Create a new provider when you need to ingest documents from a system not already supported (e.g., SharePoint, Google Drive, custom S3 layout). If you only need to transform existing local files, prefer enhancing the existing Local provider.

Core Steps

  1. Define provider options (credentials, root path, filters) in a strongly typed options class.
  2. Implement the provider contract (enumeration + content retrieval).
  3. Register the provider with DI and configuration binding.
  4. Add any necessary secret or auth setup to local dev docs.
  5. Test with a minimal dataset.

1. Define Options

Create a record in Providers.Shared/Options (or appropriate folder):

public sealed record MyProviderOptions
{
    public required string ApiBaseUrl { get; init; }
    public string? FolderFilter { get; init; }
}

Bind via configuration (environment variables or YAML) using the naming convention: Providers:MyProvider:*.

2. Implement Provider

Providers typically expose two async methods: - IAsyncEnumerable<ProviderDocument> ListDocumentsAsync(...) - Task<ProviderContent> FetchContentAsync(string id, CancellationToken ct)

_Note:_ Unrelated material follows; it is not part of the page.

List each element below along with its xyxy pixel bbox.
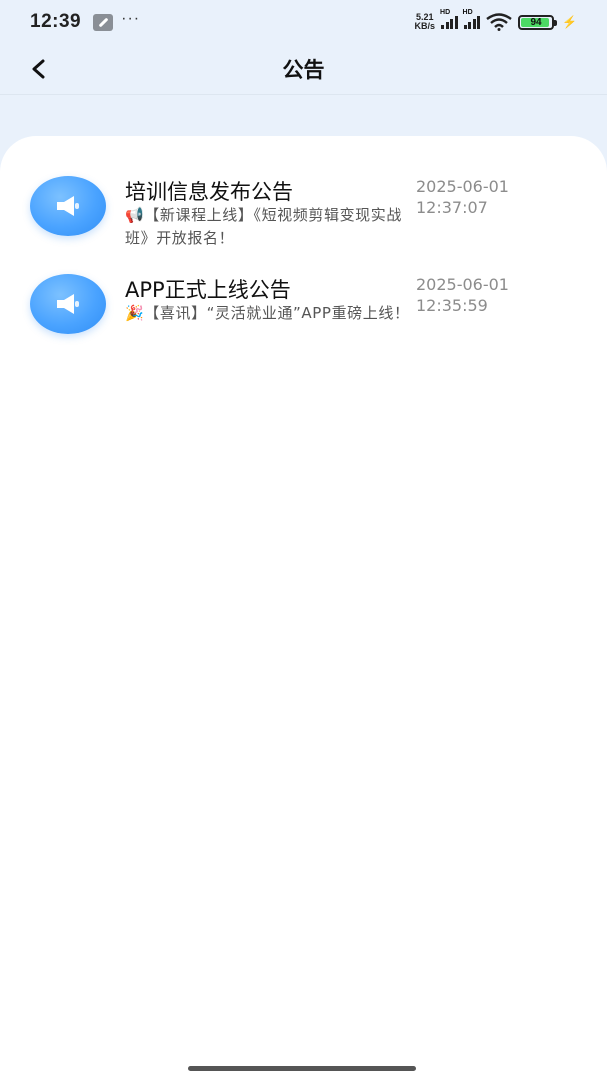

Keep implementation focused; isolate API client logic into a small helper class if it grows.

3. Register with DI

In the provider registration section add:

services.Configure<MyProviderOptions>(config.GetSection("Providers:MyProvider"));
services.AddSingleton<IMyProvider, MyProvider>();

Only introduce an interface if you foresee multiple implementations or need for mocking in tests.

4. Configuration & Secrets

Document required env vars in docs/guides/configuration.md and any auth steps in docs/guides/installation.md. Never hardcode secrets; rely on environment or secret managers.

5. Testing

Add unit tests covering: - Empty enumeration (no documents) - Basic enumeration (returns expected ids) - Fetch content (returns non-empty stream or text)

Consider an integration test with a small fixture dataset if the provider interacts with external services.

Edge Cases

Handle: - Network timeouts (use CancellationToken) - Rate limiting (simple retry/backoff if needed) - Missing/404 documents (return a not found result or throw a clear exception)

Logging

Use structured logging with provider name and document id for traceability:

_logger.LogInformation("{Provider} fetched document {DocumentId}", "MyProvider", doc.Id);

Performance Considerations

Start simple. Defer optimization (batching, concurrency) until profiling shows a need. Ensure streams are disposed properly.

Next Steps

After adding your provider: - Run the indexer locally to ingest a sample - Verify embeddings are generated and searchable - Open a PR including this guide update if provider is generic

For deeper architectural details see developer/provider-framework.md.